Earlier this year, Chong began talking to Compaq Computer Corp. about building a SAN, but his bosses recently applied the brakes to the project, wanting more time to consider costs and the still-evolving SAN technology. Chong's situation is common.
"These are expensive decisions - I spend a lot of my time thinking about storage and trying to think about it strategically," says Silva, vice president for network operations at State Street Corp. in Boston.
Omni's 1 terabyte (TB) of data is currently stored on rack-mounted disks connected to individual servers via SCSI buses. This common approach is easy and relatively cheap. A Guardian 90GB SCSI RAID array from Seagate Technology Inc. costs about $7,600, while NAS or SAN technology can cost hundreds of thousands or even millions of dollars. Storage can be increased merely by adding SCSI host bus adapter ports in the form of add-in cards to the server, daisy-chaining more devices off existing buses or adding servers - or all three.
However, each SCSI bus can support a maximum of 15 disk arrays, and each SCSI bus can stretch no farther than 75 ft. from the host.
Large storage needs can quickly translate into a dense jumble of hardware, with data accessible only through individual servers. To see data on other servers, users must go through the network - a process that's slow for the user and bogs down the network. In some cases, the user may not be able to see data without switching drives.
In addition, if any device needs maintenance, the entire string must be taken off-line.
On the other hand, "we can get a NAS box in a shipment at 9 in the morning, and it can be up and involved in production by noon," says Dahl, distributed systems manager at BP Exploration (Alaska) Inc., an Anchorage-based subsidiary of global oil company BP Amoco PLC.
"NAS is very stable technology," says Lauri Vickers, an industry analyst at Cahners In-Stat Group in Newton, Mass. "It provides a lot more scalability than conventional storage" but costs much less.
However, she adds, SANs have "the most strategic intelligence that can be applied best to large volumes of stored data."
The promise of SANs must be balanced against their comparatively high costs, as well as implementation and management headaches, say analysts.
"Ninety-one cents of every dollar spent on nontraditional storage, specifically for SANs, goes to management and maintenance," says Vickers.
Another negative is the question of interoperability. The Storage Networking Industry Association (SNIA) and the Fibre Alliance are engaged in an ongoing battle over Fibre Channel standards. The Mountain View, Calif.-based SNIA has support from Compaq, Sun Microsystems Inc. and other vendors, while the Fullerton, Calif.-based Fibre Alliance is backed by Hopkinton, Mass.-based EMC Corp.
Complex Needs
BP Exploration recently invested in both NAS and SAN technologies to accommodate almost 5TB of data on Unix and Windows NT platforms.
NAS technology is "way ahead" of SAN technology for usability and reliability, especially in cross-platform applications, says Dahl. However, he says, SANs let him allocate data to any free space on a storage network.

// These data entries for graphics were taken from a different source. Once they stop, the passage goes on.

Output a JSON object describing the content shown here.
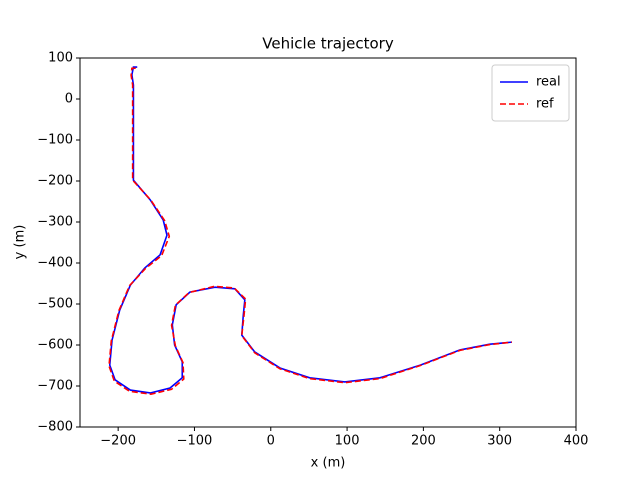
{
  "chart_data": {
    "type": "line",
    "title": "Vehicle trajectory",
    "x_label": "x (m)",
    "y_label": "y (m)",
    "xlim": [
      -250,
      400
    ],
    "ylim": [
      -800,
      100
    ],
    "xticks": [
      {
        "value": -200,
        "label": "−200"
      },
      {
        "value": -100,
        "label": "−100"
      },
      0,
      100,
      200,
      300,
      400
    ],
    "yticks": [
      {
        "value": -800,
        "label": "−800"
      },
      {
        "value": -700,
        "label": "−700"
      },
      {
        "value": -600,
        "label": "−600"
      },
      {
        "value": -500,
        "label": "−500"
      },
      {
        "value": -400,
        "label": "−400"
      },
      {
        "value": -300,
        "label": "−300"
      },
      {
        "value": -200,
        "label": "−200"
      },
      {
        "value": -100,
        "label": "−100"
      },
      0,
      100
    ],
    "legend": "upper right",
    "series": [
      {
        "name": "real",
        "color": "#0000ff",
        "dash": false,
        "x": [
          -175,
          -180,
          -182,
          -180,
          -180,
          -180,
          -158,
          -141,
          -136,
          -145,
          -165,
          -184,
          -198,
          -208,
          -211,
          -204,
          -184,
          -158,
          -132,
          -116,
          -116,
          -126,
          -129,
          -124,
          -106,
          -73,
          -47,
          -34,
          -36,
          -38,
          -21,
          12,
          51,
          97,
          143,
          196,
          248,
          287,
          316
        ],
        "values": [
          78,
          78,
          59,
          34,
          -2,
          -198,
          -246,
          -295,
          -332,
          -380,
          -412,
          -454,
          -515,
          -588,
          -649,
          -685,
          -710,
          -717,
          -705,
          -680,
          -641,
          -600,
          -551,
          -502,
          -471,
          -459,
          -463,
          -490,
          -527,
          -576,
          -617,
          -656,
          -680,
          -690,
          -680,
          -649,
          -612,
          -598,
          -593
        ]
      },
      {
        "name": "ref",
        "color": "#ff0000",
        "dash": true,
        "x": [
          -177,
          -182,
          -183,
          -181,
          -181,
          -181,
          -157,
          -139,
          -133,
          -143,
          -164,
          -185,
          -199,
          -209,
          -212,
          -205,
          -185,
          -157,
          -130,
          -114,
          -115,
          -125,
          -130,
          -125,
          -107,
          -74,
          -48,
          -33,
          -35,
          -38,
          -21,
          12,
          51,
          97,
          143,
          196,
          248,
          287,
          316
        ],
        "values": [
          75,
          75,
          58,
          34,
          -2,
          -198,
          -247,
          -297,
          -335,
          -382,
          -413,
          -455,
          -516,
          -590,
          -651,
          -688,
          -713,
          -720,
          -708,
          -683,
          -643,
          -602,
          -552,
          -503,
          -472,
          -457,
          -461,
          -488,
          -527,
          -577,
          -619,
          -658,
          -682,
          -692,
          -682,
          -650,
          -613,
          -599,
          -593
        ]
      }
    ]
  }
}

State Street's major storage requirements are for its online transaction service, which demands high availability but not huge capacity, and a growing 3TB data warehouse. The data warehouse must store large amounts of data but has comparatively lower uptime requirements.
Silva has added 800GB of StorEdge disk arrays from Sun while it evaluates SAN products. He has been talking to EMC and Mountain View, Calif.-based Veritas Software Inc. Silva says he has a lot of confidence in Veritas, but he says he isn't sure he can afford EMC's high-end products on his approximately $2 million budget.
"If money weren't an issue, we'd go with EMC because we know they're solid products," says Silva. "Moving to a SAN, I do worry about interoperability and management issues." Those concerns lead some customers to stick with safe storage choices.
Earlier this year Dow Jones & Co., an investment and publishing company in New York, spent about $3.5 million in storage technology, most of it configured as NAS, according to senior systems administrator Marc Appelbaum.
"Dow Jones doesn't want to set the pace with a new technology," says Appelbaum. "This is a conservative company [that] is not going to take a risk on a technology that's not mature."
The 100GB of data being stored by Dow Jones includes customer preferences, archived stories from The Wall Street Journal and the backup for the Web version of the newspaper.
Dow Jones turned to Storage Technology Corp., a Louisville, Colo.-based vendor that deals in SAN products and tape storage devices, for both products and help implementing them. The primary storage device is the StorageTek L700 tape library, with 13.6TB capacity and Ultra SCSI (20M byte/sec. data-transfer) connections.
Appelbaum says his department is planning to set up separate Compaq StorageWorks SANs for individual business units that request them because they offer high-speed access to data.
Easier Choices
For some IT managers, the choice of SAN vs. NAS was easier.
Ken Ciaccia, information services project manager at Armstrong World Industries Inc., has implemented a NAS configuration. He says the Lancaster, Pa.-based flooring company is currently storing 628GB of data from its SAP AG applications, with another 28GB added every month. The SAP data is stored on EMC drives attached to the Armstrong LAN.
In addition, the company is moving to an imaging system and needs to store contracts and other documents in Portable Document Format.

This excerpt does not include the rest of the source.